Прорыв начать на рассвете (Михеенков) - страница 60

– Тихо, сестра. Не испугай птицу. Она к тебе уже летит.

– Какую птицу, батюшка?

– Я не батюшка.

– А кто же вы тогда, если не батюшка?

– Брат.

– Нет, батюшка, я не могу вас так называть.

– А и не надо. Не надо, сестра.

И когда она уже пошла к хутору сказать, что могила готова, он окликнул её:

– Так не забудь, сестра, птица – летит.

Она остановилась и спросила, к кому же она, та птица, летит? Спросила тихо и, испугавшись, что монах может её не услышать, хотела повторить. Но он услышал. А услышав, ответил:

– К тебе, сестра. К тебе. Ты её ждёшь. Ждёшь ведь? – улыбнулся Нил.

Какая птица? Кого она ждёт? Не ждёт она никого, кроме вести из Прудков от тяти – когда он их заберёт отсюда. Потому что в чужом дому, хоть и в добрых людях, а всё равно жить маятно.

Ну как же, разве она не ждёт возвращения Пелагеиного постояльца? И разве не о нём ей сказал монах? Разве не о нём болит её сердце?

– Так, может, и ещё кто-то ждёт её, ту птицу? Не я одна? – спросила она и вся подалась навстречу Нилу, будто он сейчас и решит её судьбу.
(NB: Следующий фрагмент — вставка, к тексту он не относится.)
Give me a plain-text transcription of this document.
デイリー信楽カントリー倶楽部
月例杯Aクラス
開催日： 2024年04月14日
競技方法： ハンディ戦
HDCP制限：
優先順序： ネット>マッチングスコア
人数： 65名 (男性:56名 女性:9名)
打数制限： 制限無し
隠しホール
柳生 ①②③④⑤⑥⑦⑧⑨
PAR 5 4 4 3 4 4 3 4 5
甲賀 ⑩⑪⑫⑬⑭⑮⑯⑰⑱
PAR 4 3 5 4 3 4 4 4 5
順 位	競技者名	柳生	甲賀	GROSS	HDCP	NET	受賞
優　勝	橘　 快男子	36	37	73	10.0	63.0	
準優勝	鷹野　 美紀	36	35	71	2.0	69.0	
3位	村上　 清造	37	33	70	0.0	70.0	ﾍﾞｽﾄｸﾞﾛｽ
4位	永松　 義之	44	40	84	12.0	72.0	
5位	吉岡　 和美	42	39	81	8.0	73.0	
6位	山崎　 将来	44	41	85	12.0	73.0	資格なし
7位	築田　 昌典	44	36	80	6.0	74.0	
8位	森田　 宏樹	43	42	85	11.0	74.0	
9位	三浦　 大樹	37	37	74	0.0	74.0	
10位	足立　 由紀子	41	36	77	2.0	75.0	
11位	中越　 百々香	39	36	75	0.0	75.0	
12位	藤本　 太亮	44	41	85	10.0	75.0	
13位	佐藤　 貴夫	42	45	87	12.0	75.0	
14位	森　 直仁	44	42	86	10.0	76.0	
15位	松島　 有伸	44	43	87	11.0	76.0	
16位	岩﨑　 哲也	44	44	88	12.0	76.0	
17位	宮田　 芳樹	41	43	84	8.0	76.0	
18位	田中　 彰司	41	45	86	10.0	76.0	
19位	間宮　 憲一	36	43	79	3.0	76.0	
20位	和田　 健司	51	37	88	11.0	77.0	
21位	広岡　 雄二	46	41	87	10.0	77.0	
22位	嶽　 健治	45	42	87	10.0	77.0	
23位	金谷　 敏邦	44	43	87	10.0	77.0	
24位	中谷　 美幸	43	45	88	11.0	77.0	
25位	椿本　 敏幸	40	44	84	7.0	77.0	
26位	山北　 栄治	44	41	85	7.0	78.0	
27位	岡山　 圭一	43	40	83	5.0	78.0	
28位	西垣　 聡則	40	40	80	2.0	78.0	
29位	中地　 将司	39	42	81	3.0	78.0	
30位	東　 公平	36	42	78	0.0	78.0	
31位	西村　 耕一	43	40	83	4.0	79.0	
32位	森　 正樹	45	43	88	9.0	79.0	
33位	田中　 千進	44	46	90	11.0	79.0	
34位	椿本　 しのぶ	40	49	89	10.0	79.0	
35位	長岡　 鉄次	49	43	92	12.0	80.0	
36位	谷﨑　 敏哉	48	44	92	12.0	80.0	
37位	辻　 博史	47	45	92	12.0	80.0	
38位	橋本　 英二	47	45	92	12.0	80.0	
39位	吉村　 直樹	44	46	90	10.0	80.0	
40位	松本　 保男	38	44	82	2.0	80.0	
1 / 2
– Не одна ты ждёшь. Верно. Но только ты дождёшься.

«Ох, господи», – смятенно подумала она, уже о многом догадавшись, но боясь признаться и самой себе в своих догадках. Потому что от них тянуло страхом и холодом, как из старой ямы. Беспокоилась она за сестру. За Пелагею и её нерождённое дитя. И это беспокойство её изводило. А больше другого мучило то, что нельзя было этими своими мыслями и догадками поделиться с нею самой, кого она любила, кажется, больше всех на свете.


Дни шли. А Пётр Фёдорович всё не ехал за дочерьми и внуками и не ехал, будто позабыл о них.
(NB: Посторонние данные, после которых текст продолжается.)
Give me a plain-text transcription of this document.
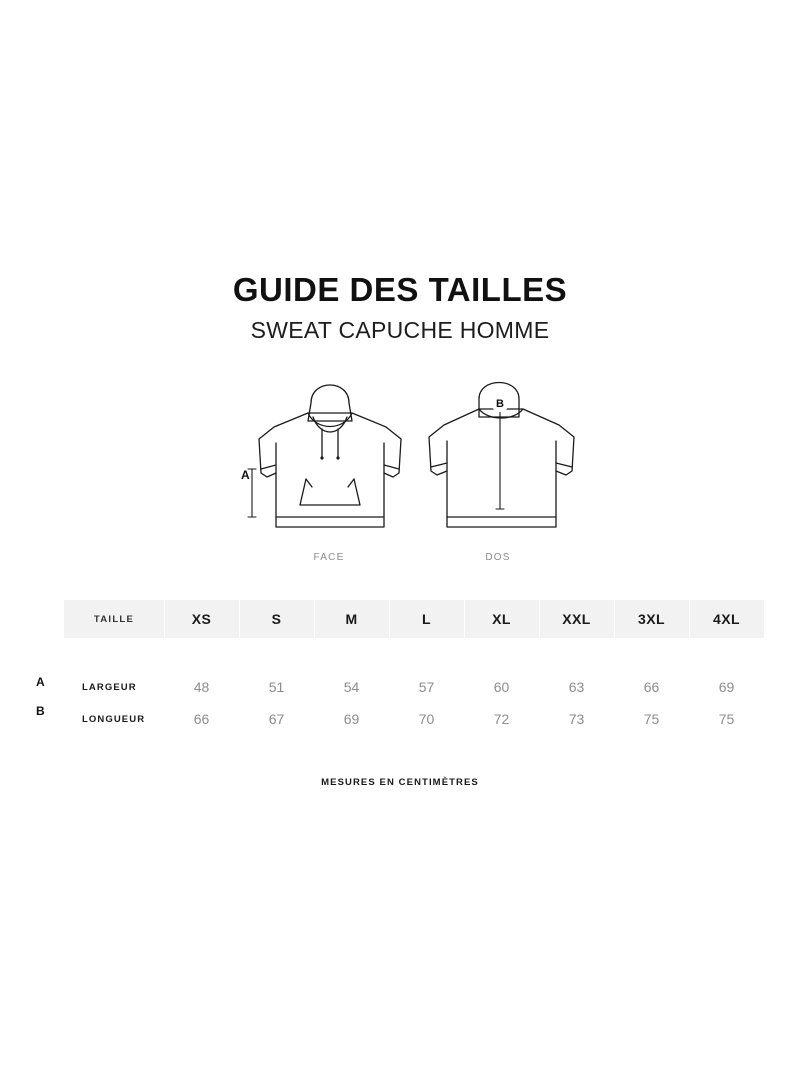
GUIDE DES TAILLES
SWEAT CAPUCHE HOMME
B
A
FACE	DOS
A
B
TAILLE	XS	S	M	L	XL	XXL	3XL	4XL

LARGEUR	48	51	54	57	60	63	66	69
LONGUEUR	66	67	69	70	72	73	75	75
MESURES EN CENTIMÈTRES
Пелагея округлилась. Походка её стала тяжела. И многие работы ей выполнять уже не разрешали. Ни в хлевах, ни в загонах, ни в огороде.

Каждый день над озером пролетали самолёты. То в одну сторону, то в другую. Понять, где немецкие, где наши, было невозможно. И только однажды один из них оторвался от стаи, снизился, сделал разворот над устьями Вороны и, едва не касаясь воды, пролетел над озером и взмыл над самыми верхушками сосен. На обрубленных угловатых его крыльях белели кресты. Самолёт залетел ещё раз и ещё. Будто прилаживался к чему-то, к какой-то цели. Но так и не выстрелил. Что он высматривал? Зачем ему был одинокий, Богом и людьми забытый хутор в стороне от селений и дорог?

Глава восьмая

Днём начало распускать, и полевые аэродромы Западной группировки уже не могли принимать даже лёгкие самолёты.

В конце марта, когда немцы предприняли операцию по сжатию кольца и положение армии резко ухудшилось, командарм запросил в штабе Западного фронта разрешение на выход. Жуков тут же телеграфировал: держаться из последних сил, на днях навстречу 33-й силами соседних левофланговых 43-й и 49-й армий будет нанесён согласованный деблокирующий удар. Цель – прорубить коридор для выхода окружённых в район Юхнова.